Forget the Myths and Stereotypes — Arian Foster Remains a Fantasy Football Superstar in 2013
Let’s set the record straight once and for all because I’ve heard, read and seen enough. Until he proves otherwise – and he has yet to do so – Houston Texans running back Arian Foster has been and will again be a fantasy football monster, period.
I too have read the prognostications of his sure-to-be bust/injury-prone season, but I have yet to find any statistical or historical data to back up this assumption. With that said, for grins, let’s take a look at the popular reasoning behind shunning the perennial fantasy superstar.
Let’s break down a few of the “Foster Myths.”
One of my personal favorite brands placed on Foster is that he is injury-prone. Sure, he misses a few practices here and there in preseason, and he has yet to carry the ball for Houston in a preseason game, but what top-tier workhorse fantasy running back hasn’t?

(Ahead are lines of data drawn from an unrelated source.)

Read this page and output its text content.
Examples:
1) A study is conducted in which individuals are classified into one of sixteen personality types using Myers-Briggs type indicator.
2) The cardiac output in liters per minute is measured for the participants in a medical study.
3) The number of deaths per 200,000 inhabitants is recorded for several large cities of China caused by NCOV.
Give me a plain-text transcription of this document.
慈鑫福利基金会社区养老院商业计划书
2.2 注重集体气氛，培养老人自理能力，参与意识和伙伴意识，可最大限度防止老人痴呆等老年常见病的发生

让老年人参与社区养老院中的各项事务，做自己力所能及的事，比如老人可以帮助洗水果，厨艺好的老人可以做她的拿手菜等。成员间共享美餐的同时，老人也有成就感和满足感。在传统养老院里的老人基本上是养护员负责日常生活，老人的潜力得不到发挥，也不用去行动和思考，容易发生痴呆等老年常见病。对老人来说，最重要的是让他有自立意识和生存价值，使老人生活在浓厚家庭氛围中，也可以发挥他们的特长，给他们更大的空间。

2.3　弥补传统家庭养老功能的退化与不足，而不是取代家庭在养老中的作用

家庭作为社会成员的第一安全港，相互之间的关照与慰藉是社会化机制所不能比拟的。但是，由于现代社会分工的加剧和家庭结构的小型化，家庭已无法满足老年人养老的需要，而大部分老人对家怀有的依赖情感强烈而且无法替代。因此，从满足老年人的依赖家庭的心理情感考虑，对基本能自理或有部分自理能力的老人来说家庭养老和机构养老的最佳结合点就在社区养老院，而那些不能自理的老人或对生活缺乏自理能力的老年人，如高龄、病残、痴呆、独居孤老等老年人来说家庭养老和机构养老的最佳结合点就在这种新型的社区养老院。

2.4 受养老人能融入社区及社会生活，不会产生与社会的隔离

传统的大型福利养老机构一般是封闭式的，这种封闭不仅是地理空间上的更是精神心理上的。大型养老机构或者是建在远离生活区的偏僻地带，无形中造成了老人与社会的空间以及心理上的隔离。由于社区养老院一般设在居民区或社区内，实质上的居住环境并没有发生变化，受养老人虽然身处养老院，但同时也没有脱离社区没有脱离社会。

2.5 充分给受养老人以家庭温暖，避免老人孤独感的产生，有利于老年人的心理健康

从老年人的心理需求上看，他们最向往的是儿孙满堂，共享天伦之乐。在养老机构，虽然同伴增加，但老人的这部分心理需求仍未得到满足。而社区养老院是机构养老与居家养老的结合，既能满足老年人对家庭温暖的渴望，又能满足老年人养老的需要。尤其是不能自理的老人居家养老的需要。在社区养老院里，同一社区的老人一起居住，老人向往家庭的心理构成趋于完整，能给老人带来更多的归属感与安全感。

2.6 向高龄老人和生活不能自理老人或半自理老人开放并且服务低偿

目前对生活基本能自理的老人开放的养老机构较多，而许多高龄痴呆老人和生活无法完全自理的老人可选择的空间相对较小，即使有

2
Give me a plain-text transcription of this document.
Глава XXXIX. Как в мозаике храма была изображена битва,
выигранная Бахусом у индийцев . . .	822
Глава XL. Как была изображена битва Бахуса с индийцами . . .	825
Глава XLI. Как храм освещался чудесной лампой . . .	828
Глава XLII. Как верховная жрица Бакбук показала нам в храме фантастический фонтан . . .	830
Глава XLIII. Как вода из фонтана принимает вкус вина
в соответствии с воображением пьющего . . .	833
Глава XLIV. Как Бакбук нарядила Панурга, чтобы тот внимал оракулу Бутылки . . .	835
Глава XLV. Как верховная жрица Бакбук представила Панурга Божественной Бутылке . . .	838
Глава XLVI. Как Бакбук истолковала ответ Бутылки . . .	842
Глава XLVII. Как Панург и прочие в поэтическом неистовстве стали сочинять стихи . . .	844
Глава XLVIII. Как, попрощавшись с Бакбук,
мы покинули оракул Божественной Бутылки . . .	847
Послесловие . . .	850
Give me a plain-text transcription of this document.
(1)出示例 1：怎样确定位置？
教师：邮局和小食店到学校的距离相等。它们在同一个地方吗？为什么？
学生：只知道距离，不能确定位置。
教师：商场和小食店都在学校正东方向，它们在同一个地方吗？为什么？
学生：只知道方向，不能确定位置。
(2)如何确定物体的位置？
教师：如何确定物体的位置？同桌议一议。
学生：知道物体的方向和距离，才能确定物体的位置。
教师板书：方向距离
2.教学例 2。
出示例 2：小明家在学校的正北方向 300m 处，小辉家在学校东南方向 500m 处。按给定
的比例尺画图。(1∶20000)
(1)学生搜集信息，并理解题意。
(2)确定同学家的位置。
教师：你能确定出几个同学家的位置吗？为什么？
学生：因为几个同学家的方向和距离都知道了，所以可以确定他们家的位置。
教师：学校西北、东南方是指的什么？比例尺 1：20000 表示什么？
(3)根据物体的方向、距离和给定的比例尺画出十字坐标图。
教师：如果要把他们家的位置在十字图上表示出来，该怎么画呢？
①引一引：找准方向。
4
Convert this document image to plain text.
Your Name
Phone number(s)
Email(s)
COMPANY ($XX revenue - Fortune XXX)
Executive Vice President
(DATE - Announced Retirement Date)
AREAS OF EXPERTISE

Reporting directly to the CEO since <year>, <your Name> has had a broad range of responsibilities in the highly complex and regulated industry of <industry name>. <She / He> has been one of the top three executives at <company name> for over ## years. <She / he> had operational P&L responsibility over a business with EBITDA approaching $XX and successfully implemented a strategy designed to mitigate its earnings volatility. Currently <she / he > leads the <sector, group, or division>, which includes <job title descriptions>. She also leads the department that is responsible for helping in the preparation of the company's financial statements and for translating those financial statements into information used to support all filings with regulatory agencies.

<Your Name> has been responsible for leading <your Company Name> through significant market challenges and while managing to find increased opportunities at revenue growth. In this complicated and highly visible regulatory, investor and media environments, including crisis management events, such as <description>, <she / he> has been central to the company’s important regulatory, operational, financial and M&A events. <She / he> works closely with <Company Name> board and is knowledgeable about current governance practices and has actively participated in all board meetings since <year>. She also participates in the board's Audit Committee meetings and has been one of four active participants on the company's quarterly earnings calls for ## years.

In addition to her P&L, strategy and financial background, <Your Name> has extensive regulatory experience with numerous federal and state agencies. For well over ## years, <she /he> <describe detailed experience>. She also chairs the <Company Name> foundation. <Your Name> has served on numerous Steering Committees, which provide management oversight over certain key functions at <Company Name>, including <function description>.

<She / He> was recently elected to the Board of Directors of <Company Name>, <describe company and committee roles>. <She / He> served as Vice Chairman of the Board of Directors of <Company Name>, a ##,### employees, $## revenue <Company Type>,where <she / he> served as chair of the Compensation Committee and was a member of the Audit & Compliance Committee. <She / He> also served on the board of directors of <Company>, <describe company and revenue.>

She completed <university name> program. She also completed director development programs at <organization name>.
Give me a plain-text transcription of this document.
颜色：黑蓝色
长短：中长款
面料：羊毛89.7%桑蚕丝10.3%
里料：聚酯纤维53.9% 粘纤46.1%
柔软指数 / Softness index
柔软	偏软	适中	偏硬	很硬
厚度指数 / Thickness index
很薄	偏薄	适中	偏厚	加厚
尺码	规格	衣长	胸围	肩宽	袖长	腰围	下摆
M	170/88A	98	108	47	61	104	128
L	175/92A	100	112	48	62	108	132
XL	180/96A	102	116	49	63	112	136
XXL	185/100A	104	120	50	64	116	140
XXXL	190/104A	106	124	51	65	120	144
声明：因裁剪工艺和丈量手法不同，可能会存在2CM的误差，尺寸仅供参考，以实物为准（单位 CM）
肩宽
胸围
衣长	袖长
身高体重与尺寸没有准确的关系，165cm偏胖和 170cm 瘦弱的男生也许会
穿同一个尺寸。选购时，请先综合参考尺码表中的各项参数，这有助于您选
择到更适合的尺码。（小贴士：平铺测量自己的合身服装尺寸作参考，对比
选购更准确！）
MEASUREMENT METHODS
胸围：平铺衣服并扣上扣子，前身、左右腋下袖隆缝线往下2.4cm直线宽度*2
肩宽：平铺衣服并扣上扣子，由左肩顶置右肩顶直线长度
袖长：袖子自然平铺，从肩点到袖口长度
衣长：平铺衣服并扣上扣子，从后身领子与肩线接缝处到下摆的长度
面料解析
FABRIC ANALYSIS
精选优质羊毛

Trent Richardson, LeSean McCoy and even perennial no. 1 pick Adrian Peterson have missed games for their teams this preseason, but that hasn’t stopped them getting their fair share of fantasy love.
Here’s the bottom line on Foster and his plethora of injuries throughout his career. In three years as the Texans’ lead back, he has started 45 of 48 games. Only in one of the three seasons has he not played all 16 games. Remember folks, the preseason means nothing, Fantasy football is based on regular season stats, and Foster is a mainstay in the Texans backfield in the regular season.
Let’s quickly discard the next stereotype. Foster is not an “old” running back. As I said earlier, he has only played three full seasons in the NFL and he is a ripe 26-years old. This excuse is simply ridiculous.
The final myth is his regression. Yes, I know Foster’s yards per carry has dropped by point something per carry, but if that is the mere basis for your regression argument, you are missing the forest for the trees, my friend.
Foster’s totals last season were just over 100 yards and one touchdown less than his first season as the Texans’ lead back. He rushed for over 1400 yards and scored 15 touchdowns. What fantasy football world do you live in where this is not considered a monster season? A guarantee of 1400-plus yards and double-digit touchdowns — a realistic stat line for Foster in 2013 — is fine by me, I’ll take his “regression.”
Finally, I write in great lengths about my phobia of top-five projected fantasy football backs because of their high bust potential. In the last five years, backs projected to finish in the top five simply don’t. There are, however, two exceptions to this rule. Peterson is one and you guessed it, Foster is the other.
The guy is reliable, dependable and a stat monster – period. Yet I have seen him fall as far as the sixth running back off the board in mock drafts.
Now, I understand how easy it is to get caught up in the hype prior to any fantasy season. After you read the same thing over and over again, there comes a point where you start to believe there has to be some truth to it.
Here’s the Foster truth I leave you with. If you make the decision to listen to the hype and avoid him due to the countless myths, you’ll be kicking yourself come December. Foster is still the poster child for fantasy football dominance, and there is no indication that will change in 2013.